L’Hirondelle d’or - Come Drink With Me' ou Da zui xia, King Hu (1966)


Dans une auberge, un poète éthylique rencontre une chevalière errante, Hirondelle d'or. La jeune femme est à la recherche de son frère, haut fonctionnaire de l'Empire enlevé par une bande de brigands menée par Tigre Face-de-Jade.

L’Hirondelle d’or constitue à sa sortie une révolution en tout point pour le cinéma de Hong Kong. C’est tout d’abord l’avènement d’un genre, le wu xia pian (film de sabre chinois) vers une tonalité plus percutante et moderne. Le wu xia pian, nourrit de légendes et de contes populaires héroïques chinois est un genre imprégnant la culture locale mais jusque-là sa représentation à l’écran avait donné des œuvres à l’amateurisme théâtral en retranscrivant bien mal la dimension épique. Le public hongkongais en quête de sensation forte et de figure héroïque préférait donc à l’époque se tourner vers le chambara (film de sabre japonais) brutal, sanglant et virtuose ainsi que vers le western spaghetti qui fait à l’époque un triomphe avec notamment la trilogie de l’Homme sans nom de Sergio Leone.
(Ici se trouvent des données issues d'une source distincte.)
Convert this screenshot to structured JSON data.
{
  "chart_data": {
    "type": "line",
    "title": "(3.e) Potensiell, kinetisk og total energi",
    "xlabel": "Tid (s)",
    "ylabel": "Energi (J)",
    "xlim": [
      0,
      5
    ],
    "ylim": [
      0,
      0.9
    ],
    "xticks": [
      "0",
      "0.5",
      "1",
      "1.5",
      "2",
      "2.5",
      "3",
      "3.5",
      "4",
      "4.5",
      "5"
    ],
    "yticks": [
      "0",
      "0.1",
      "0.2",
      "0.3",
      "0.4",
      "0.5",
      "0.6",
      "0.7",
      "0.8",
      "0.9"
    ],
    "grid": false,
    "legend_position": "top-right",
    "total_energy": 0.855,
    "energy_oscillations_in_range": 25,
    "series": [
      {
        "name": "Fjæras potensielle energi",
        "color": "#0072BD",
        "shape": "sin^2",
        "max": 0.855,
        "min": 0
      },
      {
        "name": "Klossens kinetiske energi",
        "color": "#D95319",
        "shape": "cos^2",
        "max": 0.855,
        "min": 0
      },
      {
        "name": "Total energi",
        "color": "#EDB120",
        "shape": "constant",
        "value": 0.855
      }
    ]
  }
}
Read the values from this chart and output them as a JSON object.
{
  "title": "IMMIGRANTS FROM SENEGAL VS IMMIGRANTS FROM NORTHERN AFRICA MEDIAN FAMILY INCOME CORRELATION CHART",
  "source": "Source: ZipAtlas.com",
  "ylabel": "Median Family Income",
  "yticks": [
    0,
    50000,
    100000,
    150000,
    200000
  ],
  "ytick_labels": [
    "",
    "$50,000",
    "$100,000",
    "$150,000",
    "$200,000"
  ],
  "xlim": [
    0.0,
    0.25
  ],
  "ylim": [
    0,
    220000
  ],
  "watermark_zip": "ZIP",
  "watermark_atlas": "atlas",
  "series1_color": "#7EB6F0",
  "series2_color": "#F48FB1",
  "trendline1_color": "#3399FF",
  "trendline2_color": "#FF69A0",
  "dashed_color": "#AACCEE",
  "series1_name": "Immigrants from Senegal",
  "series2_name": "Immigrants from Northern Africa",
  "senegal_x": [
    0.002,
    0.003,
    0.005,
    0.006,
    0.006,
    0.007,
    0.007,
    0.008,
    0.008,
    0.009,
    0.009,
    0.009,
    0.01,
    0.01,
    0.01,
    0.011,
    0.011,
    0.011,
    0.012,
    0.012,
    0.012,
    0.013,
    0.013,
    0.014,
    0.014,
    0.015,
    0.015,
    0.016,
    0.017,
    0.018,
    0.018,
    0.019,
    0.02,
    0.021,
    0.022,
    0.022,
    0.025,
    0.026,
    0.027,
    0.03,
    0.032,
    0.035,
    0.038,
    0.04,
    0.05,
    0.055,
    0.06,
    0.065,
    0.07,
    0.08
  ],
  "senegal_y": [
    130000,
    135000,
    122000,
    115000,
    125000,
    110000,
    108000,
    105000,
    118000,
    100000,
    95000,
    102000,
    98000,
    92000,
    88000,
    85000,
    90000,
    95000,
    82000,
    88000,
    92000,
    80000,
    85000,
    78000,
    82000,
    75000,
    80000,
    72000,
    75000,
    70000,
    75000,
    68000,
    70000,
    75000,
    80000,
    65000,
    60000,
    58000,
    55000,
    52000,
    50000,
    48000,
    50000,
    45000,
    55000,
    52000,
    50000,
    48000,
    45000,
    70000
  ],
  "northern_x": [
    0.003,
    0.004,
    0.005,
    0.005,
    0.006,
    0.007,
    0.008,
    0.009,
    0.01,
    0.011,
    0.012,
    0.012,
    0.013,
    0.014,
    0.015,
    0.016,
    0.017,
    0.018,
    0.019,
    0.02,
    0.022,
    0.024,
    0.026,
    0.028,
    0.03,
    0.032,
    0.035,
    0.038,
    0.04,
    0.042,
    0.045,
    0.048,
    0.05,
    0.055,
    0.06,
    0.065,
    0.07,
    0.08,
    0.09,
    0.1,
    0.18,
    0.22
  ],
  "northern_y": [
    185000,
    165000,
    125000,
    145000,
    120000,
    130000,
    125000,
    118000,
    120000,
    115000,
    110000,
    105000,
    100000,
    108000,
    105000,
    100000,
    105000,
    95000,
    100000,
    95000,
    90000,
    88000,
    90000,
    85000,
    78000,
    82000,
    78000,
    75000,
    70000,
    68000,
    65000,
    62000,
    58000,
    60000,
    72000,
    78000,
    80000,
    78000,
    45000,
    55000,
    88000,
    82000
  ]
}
Run Run Shaw, patron de la Shaw Brothers décide de remédier au problème en produisant L’Hirondelle d’or

La Shaw Brothers fondée en 1958 s’était tout d’abord spécialisée dans des œuvres prolongeant la tradition de l’Opéra de Pékin et /ou retranscrivant des contes traditionnels avec des succès tel que The Love Eterne (1963) de  Li Han-hsiang mais malgré ses moyens n’avait pas encore les compétences pour produire un wu xia pian pouvant rivaliser en efficacité avec les productions étrangères. Run Run Shaw recrutera ainsi des techniciens japonais qui formeront les équipes de la Shaw Brothers qui pourront alors offrir une relecture du genre imprégnée de leur culture. Pour mener à bien tout cela, Run Run Shaw a l’idée de génie de faire appel à la valeur montante du studio pourtant pas du tout spécialiste en arts martiaux, King Hu.

King Hu n’avait jusque-là  réalisé que quelques séquences de The Love Eterne pour aider son ami Li Han-hsiang, le mélodrame The Story of Sue San (1964) et le politisé The Sons and Daughters of the Good Earth (1965). L’insuccès de ce dernier film l’amène donc sur cette Hirondelle d’or aux velléités plus grand public. Le raffinement et la culture de King Hu va amener le projet vers un résultat bien plus ambitieux que le simple décalque du chambara japonais (dont on retrouve l’influence dans quelques débordements sanglants et élans de sadisme que l’on ne retrouvera pas dans ses films de sabre suivant et évoquant plutôt Chang Cheh). Le film adapte d’ailleurs une pièce fameuse de l’Opéra de Pékin, Le Mendiant Ivre et King Hu n’aura de cesse d’entremêler cette tradition et des audaces plus modernes. L’histoire narre ainsi la lutte d’Hirondelle d’or (Cheng Pei-pei), justicière en lutte contre des bandits ayant enlevé son frère et soumettant son père gouverneur au chantage. Dans sa lutte elle sera aidée par le farfelu Chat Ivre (Yueh Hua) cachant sous son alcoolisme de redoutables aptitudes martiales.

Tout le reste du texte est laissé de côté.